Accrued interest is the amount of interest that has been earned by the seller of a bond but is paid to the buyer (as the holder of record date for the next coupon payment). It is the interest earned between the previous coupon payment date and the date of the transaction. There are a number of different conventions depending on market practice as to how the accrued interest is calculated. What is important is that at the transaction date both parties know exactly what portion of the coupon belongs to each party.
Full price is when the price of the bond traded includes the accrued interest. It is a convention in the United States that bonds trade at full price, or dirty price. Clean price is when the price excludes the accrued interest.
Early retirement provisions
The issuer may be given the flexibility (a right not an obligation) to retire bonds prior to the stated maturity date. Remember that this is an option that modifies the cash flows of a bond and hence may affect the expected return.
This early retirement would be achieved with:
The price that the issuer must pay to retire the bond using this call option is called the call price. The call price is in most cases higher than par and there is typically a call schedule, i.e. different call prices on different call dates. The higher call price is intended to compensate the investors for the loss of maturity.
Issuers are restricted on the earliest date they can exercise the call option. It is typically a number of years after the issue date, because the investor must be given the assurance that the bond is initially intended as a medium or long-term instrument, otherwise investors might as well invest in short-term money market instruments. This feature of an issue is called a deferred call. The first call date is the date when the bond may first be called. The implication of call provisions is that there will be different computed yields for different call dates.

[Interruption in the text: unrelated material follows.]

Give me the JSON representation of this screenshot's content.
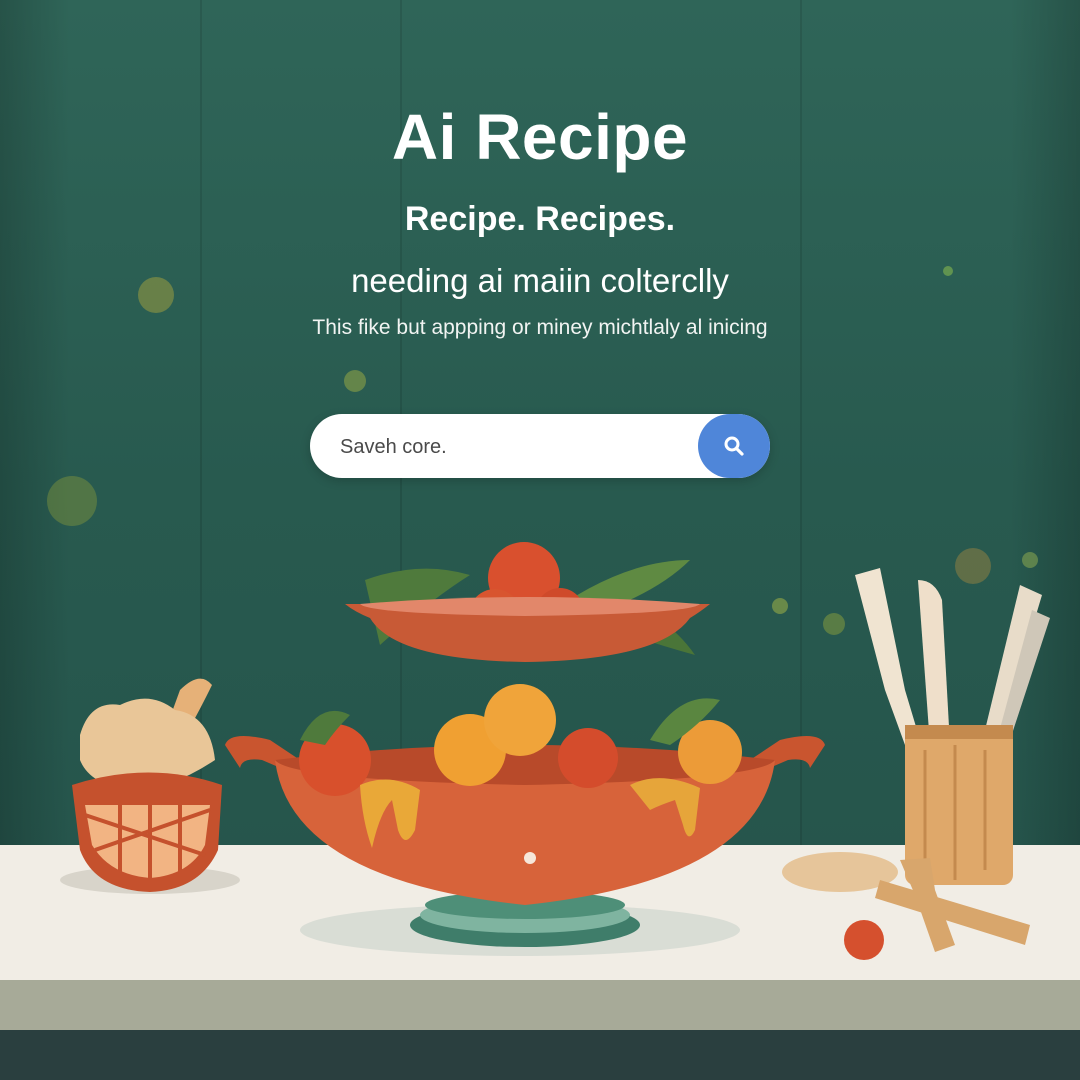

An issuer can call the bond in its entirety or simply in part. When it is called in part, there are two ways that an issuer can select which certificates are to be redeemed, i.e. on a random or on a pro rata basis. The pro-rata basis is rare for a public issue due to administrative difficulties. The random selection requires transparency of the process such as publication of the actual serial numbers and how they were selected.
Watch for non-refundable and non-callable provisions. Non-callable means there is absolute protection that an issuer is not permitted to redeem the bond prior to maturity. Non refundable means that the issuer can only call the bond as long as it is not for refunding purposes, for example to reduce their debt level.